Mehr als 80 Prozent der Führungskräfte zeigen sich besorgt über den Klimawandel. Als Probleme wurden Folgen für die internationalen Lieferketten, Ressourcenverfügbarkeit und -kosten genannt. Vor allem Firmen aus der Energie- und Konsumgüterindustrie sind laut der Umfrage bereit, ihre Bemühungen um ökologische Nachhaltigkeit in den nächsten zwölf Monaten zu intensivieren. Umgekehrt nützen Bemühungen um mehr Klimaschutz den Unternehmen. Fast die Hälfte der Unternehmen hat dank entsprechender Initiativen eine Verbesserung von Umsatz und Gewinn festgestellt, in Deutschland waren es sogar 60 Prozent.

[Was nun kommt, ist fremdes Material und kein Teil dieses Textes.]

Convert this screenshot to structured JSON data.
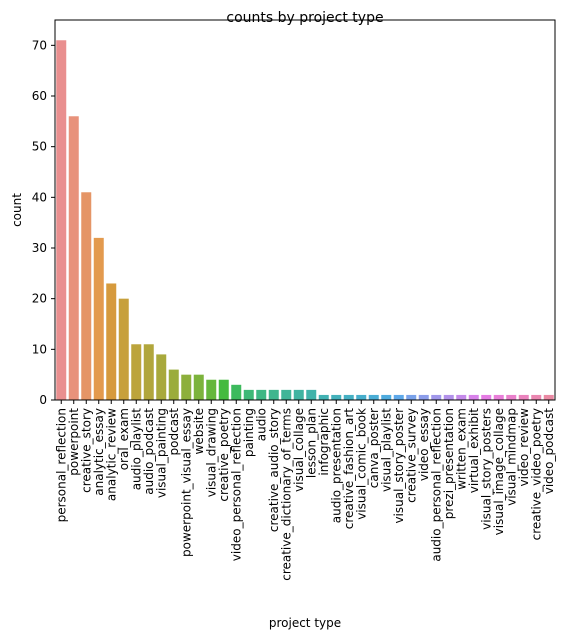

Der Chef von Deloitte Deutschland, Volker Krug, kommentierte: „Obwohl derzeit manche Projekte verschoben werden, sind sich die Verantwortlichen in den Unternehmen doch einig, dass sie beim Thema Klimawandel gegensteuern müssen.“ Er riet Firmen, auch mit Blick auf den Green Deal der EU dabei aktiv zu sein, denn dieser verlange bereits 2022 neue Konzepte und Berichtspflichten zum Umweltschutz. „Darauf müssen sich viele Unternehmen in diesem Jahr vorbereiten.“

Eine Umfrage der Industrie- und Handelskammern aus dem Herbst hatte für Deutschland gezeigt, dass rund ein Drittel der Unternehmen Energiewende-Schritte umgesetzt haben. Bei weiteren 50 Prozent der bundesweit befragten 2600 Firmen läuft die Umsetzung oder es sind Effizienzmaßnahmen in Planung. Jedes vierte Unternehmen setzt inzwischen eigene Anlagen zur Erzeugung von Ökostrom ein.

Die Auswirkungen der Pandemie bremsten das Engagement bei 36 Prozent der Unternehmen. In immerhin sieben Prozent der Betriebe werden Maßnahmen aber zahlreicher oder schneller angegangen. 61 Prozent der Befragten sprachen sich für einen beschleunigten Ausbau Öko-Energien aus. Damit kam dieser Punkt in der Umfrage erstmals in die Top drei der Empfehlungen an die Politik.